So much has happened to Samantha Meurant in the past 12 months that the young artist-turned-podcaster barely knows where to begin.
As we sit in a shady park just off the main street of Cunnamulla in south west Queensland, Samantha explains that the "snowball" really started when she ran her first social art workshop in December 2018.
The day was such a success that she was offered a contract to run a series of art workshops as part of a drought relief project.
In six months she traveled over 8500 kilometers, delivering 35 art workshops across Queensland's central west and far west.
"At one stage I did seven workshops in six days with a one-year-old in tow," says the 26-year-old young mum.
"Now that was fun."
The relaxed social art workshops were designed to provide an outlet for farmers and local community members dealing with drought.
Samantha said it was heartening to watch people unwind in just the few hours they spent learning some new skills and making important social connections.
"It was common for people to tell me afterwards that they had been planning to pull out because they just had too much to do but that they felt so much better for coming along," she said. "That's the beauty of art."
As a professional artist who specialises in painting and drawing Australian animals, plants and homesteads, Samantha said the workshops not only provided a new source of income but, most importantly, inspiration for her next big project.
"There are all these amazing rural businesswomen doing incredible work in their local communities," she said.
"I decided I wanted to do a podcast to showcase them and give them a platform to share their stories."
Within just a few days of hatching the idea, Samantha was launching The Rural Compass, a podcast series dedicated to sharing the stories of inspiring rural and remote rural business women Australia wide.
"The podcast series is really a passion project that I started because I wanted to give rural women a voice," she said.
"I wanted to get the word out there about what they were doing. We've got people starting fashion labels in the middle of nowhere, marketing professionals running businesses from remote areas...it's incredible."
For Samantha, the end goal is ensuring these people stay connected to their rural towns to help drive local economic growth.
It was through her podcast series that Samantha connected with her new business partner Tori Kopke from the Western Australian wheatbelt
The pair have since co-founded Big Ideas Rural - a virtual space for rural women to network and access resources to develop and inspire their own 'big idea'.
The membership platform was launched on International Rural Women's Day on October 15 and Samantha is excited about what they might be able to achieve.

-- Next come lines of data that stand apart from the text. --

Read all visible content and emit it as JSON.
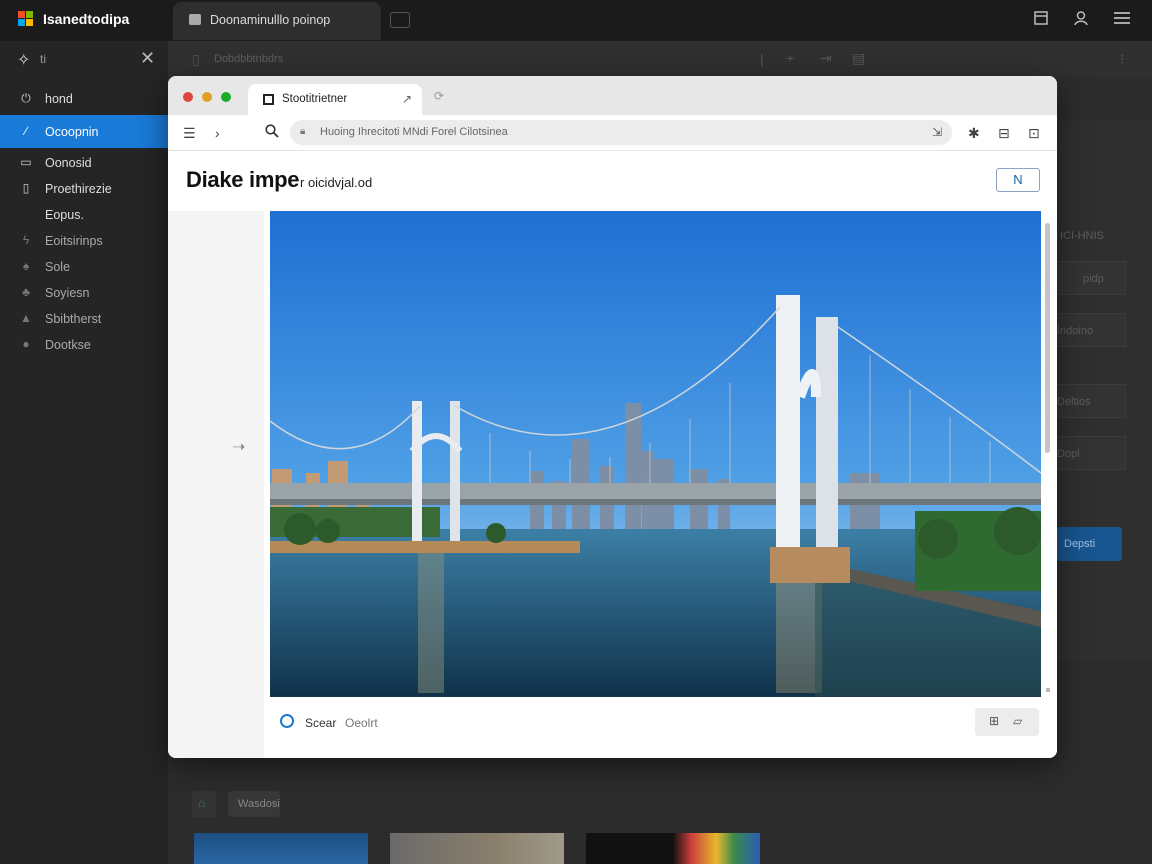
{
  "app": {
    "title": "Isanedtodipa"
  },
  "top_tab": {
    "label": "Doonaminulllo poinop"
  },
  "sidebar": {
    "top_label": "ti",
    "items": [
      {
        "label": "hond",
        "icon": "power-icon"
      },
      {
        "label": "Ocoopnin",
        "icon": "edit-icon",
        "active": true
      },
      {
        "label": "Oonosid",
        "icon": "card-icon"
      },
      {
        "label": "Proethirezie",
        "icon": "square-icon"
      },
      {
        "label": "Eopus.",
        "icon": ""
      },
      {
        "label": "Eoitsirinps",
        "icon": "lightning-icon"
      },
      {
        "label": "Sole",
        "icon": "drop-icon"
      },
      {
        "label": "Soyiesn",
        "icon": "drop-icon"
      },
      {
        "label": "Sbibtherst",
        "icon": "bell-icon"
      },
      {
        "label": "Dootkse",
        "icon": "chat-icon"
      }
    ]
  },
  "background": {
    "toolbar_label": "Dobdbbtnbdrs",
    "panel_labels": [
      "ICI-HNIS",
      "pidp",
      "Indoino",
      "Deltios",
      "Dopl"
    ],
    "blue_button_label": "Depsti",
    "chip_label": "Wasdosi"
  },
  "browser": {
    "tab_label": "Stootitrietner",
    "address": "Huoing Ihrecitoti MNdi Forel Cilotsinea",
    "page_title": "Diake impe",
    "page_subtitle": "r oicidvjal.od",
    "edit_button": "N",
    "search_label": "Scear",
    "search_hint": "Oeolrt",
    "colors": {
      "accent": "#1a7ad8",
      "traffic_red": "#e0443e",
      "traffic_yellow": "#dea123",
      "traffic_green": "#1aab29"
    }
  }
}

"We've already hosted a virtual summit which went really well and we've created a library of marketing resources to help other women develop their own business ideas," she said.
It's an issue close to Samantha's heart as she aims to revive the Cunnamulla Chamber of Commerce and develop her future goals for a business hub in the small town.

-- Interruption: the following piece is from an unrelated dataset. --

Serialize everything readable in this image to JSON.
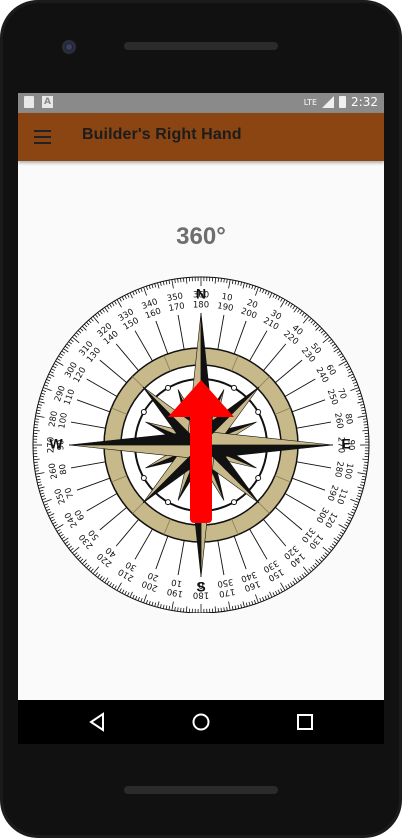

"I'd love to eventually create a gallery space and business hub in Cunnamulla with shared working spaces for both locals and travelers," she said.
"We have a great tourist season and a lot of locums who come out here - it would give them a space to do work and business and contribute locally.
"I think there's a lot of potential here in Cunnamulla.
"And with the internet it truly is possible to having a thriving businesses no matter your location so long as you know how to utlise it."